The same thing happened in the late 90s with the upraising of cell phones.  I’m 28-years-old and I don’t know anyone my age that owns a personal land line.

Remember those rotary dial telephones?

Today’s young children will grow up never touching a book.

This isn’t a bad thing by the way.  Books aren’t being burned, their being upgraded.  And it’s about time.  Movies and television can already be viewed electronically using Netflix, Amazon, or Hulu.  Music made the move years ago, from CDs to downloadable files on your iPod.  You can now even download triple A video games on your PC via Steam, Impulse, or Direct to Drive.  One of the oldest art mediums of all has finally caught up with the rest.

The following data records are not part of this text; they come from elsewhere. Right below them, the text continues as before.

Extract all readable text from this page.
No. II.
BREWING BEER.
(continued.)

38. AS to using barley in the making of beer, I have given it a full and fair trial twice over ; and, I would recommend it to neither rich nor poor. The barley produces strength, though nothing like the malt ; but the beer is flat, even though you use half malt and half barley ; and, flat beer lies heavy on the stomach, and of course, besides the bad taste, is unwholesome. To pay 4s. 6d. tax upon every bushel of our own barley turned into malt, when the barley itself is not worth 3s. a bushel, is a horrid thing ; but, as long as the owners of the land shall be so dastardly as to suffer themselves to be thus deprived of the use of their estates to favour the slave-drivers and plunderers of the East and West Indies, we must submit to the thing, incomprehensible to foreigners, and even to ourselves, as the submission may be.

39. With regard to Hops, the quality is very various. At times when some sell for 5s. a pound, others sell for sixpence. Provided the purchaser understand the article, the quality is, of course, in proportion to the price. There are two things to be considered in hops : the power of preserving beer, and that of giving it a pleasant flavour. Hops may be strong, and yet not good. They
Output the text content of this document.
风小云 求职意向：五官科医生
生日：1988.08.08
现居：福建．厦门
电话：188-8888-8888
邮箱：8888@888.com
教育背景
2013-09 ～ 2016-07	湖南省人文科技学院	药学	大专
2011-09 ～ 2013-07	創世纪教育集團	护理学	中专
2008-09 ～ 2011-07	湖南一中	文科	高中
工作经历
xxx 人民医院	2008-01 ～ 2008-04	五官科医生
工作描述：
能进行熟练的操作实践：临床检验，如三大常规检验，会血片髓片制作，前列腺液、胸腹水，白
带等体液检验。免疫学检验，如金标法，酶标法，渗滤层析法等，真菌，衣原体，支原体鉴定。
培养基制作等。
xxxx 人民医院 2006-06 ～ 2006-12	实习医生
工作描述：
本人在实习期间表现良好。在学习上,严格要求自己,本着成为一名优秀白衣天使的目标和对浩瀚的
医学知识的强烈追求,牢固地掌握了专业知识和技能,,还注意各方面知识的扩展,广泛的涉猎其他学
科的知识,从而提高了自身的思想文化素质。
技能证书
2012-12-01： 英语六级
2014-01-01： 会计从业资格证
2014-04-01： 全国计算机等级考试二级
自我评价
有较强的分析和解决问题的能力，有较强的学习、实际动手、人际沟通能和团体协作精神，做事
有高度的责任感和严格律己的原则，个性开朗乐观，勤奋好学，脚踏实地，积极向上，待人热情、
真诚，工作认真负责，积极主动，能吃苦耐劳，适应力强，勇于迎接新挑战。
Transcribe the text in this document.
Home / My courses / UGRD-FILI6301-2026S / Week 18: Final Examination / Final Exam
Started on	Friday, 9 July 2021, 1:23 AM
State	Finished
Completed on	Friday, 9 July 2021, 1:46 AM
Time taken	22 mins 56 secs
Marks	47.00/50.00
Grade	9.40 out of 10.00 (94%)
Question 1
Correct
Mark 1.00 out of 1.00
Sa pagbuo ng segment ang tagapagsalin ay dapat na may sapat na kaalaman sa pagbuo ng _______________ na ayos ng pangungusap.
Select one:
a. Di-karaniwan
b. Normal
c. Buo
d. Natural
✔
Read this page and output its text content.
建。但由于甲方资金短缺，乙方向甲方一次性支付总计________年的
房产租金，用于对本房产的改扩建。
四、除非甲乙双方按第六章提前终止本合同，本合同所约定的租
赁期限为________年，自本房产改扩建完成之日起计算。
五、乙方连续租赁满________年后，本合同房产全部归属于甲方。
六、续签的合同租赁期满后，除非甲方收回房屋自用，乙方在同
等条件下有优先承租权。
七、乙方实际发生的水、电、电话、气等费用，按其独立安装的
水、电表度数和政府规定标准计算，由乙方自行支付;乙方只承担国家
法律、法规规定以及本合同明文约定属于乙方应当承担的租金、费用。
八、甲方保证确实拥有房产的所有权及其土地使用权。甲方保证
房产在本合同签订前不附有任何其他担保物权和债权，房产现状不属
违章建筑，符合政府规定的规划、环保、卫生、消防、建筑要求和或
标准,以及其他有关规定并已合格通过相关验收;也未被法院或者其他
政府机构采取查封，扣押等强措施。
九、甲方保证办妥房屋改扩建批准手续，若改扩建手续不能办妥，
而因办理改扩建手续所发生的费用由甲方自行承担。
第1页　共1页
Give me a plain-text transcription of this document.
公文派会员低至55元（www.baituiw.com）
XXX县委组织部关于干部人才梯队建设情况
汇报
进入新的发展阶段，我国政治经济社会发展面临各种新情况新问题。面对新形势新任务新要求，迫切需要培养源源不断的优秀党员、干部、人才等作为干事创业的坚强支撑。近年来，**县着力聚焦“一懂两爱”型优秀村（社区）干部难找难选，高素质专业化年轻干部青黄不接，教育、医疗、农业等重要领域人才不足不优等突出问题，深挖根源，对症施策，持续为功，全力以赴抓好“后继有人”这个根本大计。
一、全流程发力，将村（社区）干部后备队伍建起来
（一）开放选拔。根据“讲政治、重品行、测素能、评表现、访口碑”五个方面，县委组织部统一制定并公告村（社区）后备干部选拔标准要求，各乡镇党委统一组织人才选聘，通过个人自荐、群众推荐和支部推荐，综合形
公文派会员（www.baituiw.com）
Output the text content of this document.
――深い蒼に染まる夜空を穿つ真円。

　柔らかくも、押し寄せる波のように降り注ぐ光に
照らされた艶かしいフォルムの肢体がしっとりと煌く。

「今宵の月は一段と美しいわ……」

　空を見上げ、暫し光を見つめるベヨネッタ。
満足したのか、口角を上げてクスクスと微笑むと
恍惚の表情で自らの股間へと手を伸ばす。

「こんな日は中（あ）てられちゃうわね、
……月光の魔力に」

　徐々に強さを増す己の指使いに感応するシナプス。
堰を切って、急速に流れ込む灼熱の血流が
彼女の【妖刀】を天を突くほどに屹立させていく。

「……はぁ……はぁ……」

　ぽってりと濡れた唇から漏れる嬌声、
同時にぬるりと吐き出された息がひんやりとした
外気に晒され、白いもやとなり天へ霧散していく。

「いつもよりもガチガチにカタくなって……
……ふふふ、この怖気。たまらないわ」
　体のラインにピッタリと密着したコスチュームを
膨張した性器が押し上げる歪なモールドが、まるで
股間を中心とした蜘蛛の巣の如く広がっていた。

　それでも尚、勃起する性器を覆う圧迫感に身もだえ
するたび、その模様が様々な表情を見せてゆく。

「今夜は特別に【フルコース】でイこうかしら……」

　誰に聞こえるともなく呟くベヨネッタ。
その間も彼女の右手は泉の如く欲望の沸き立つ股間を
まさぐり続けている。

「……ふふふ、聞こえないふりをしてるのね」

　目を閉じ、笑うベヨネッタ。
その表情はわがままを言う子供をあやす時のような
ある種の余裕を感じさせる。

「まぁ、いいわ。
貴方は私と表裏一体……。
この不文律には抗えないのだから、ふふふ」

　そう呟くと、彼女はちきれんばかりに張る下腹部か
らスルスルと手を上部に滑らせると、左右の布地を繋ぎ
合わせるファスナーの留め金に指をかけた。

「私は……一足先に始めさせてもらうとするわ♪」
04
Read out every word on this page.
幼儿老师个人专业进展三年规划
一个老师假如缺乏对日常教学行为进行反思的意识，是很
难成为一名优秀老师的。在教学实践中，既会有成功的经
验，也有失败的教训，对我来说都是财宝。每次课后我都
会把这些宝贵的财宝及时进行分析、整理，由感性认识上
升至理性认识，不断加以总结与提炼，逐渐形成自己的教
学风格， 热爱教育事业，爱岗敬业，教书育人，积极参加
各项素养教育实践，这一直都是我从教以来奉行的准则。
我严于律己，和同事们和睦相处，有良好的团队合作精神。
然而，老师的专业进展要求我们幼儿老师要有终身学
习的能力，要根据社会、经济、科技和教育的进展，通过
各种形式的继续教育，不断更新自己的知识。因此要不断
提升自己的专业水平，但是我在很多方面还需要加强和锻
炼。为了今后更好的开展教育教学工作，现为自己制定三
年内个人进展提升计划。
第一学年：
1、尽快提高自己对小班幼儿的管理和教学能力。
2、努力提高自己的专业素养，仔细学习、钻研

I have to admit reading on the nook felt awkward at first.  I kept wanting to tangibly turn the page.  I missed the feel and smell of paper.  All that quickly faded as I smelt the nook’s leather binder, quoting G.K. Chesterton: Literature is a luxury; fiction is a necessityE Ink allows for words to show up on my nook as clearly as real ink on a page.  It all fits quite well in my hands.  This means no more awkward positions or reading half bent pages in bed.

The nook itself comes with a free copy of Dracula and Pride and Prejudice.  I decided to buy something a little more exciting.  Scott Westerfeld’s steam punk world of Leviathan has replaced Bradbury’s high-brow literature

What is more, I’m in the process of self-publishing an ebook of my own.

You might as well jump on the band wagon here.  Ten years from now, it will be the only way to read anything noteworthy, unless you wish to read something by Ray Bradbury.  He hates the internets…

Don’t cry Mr. Paper Man… we’re saving the trees!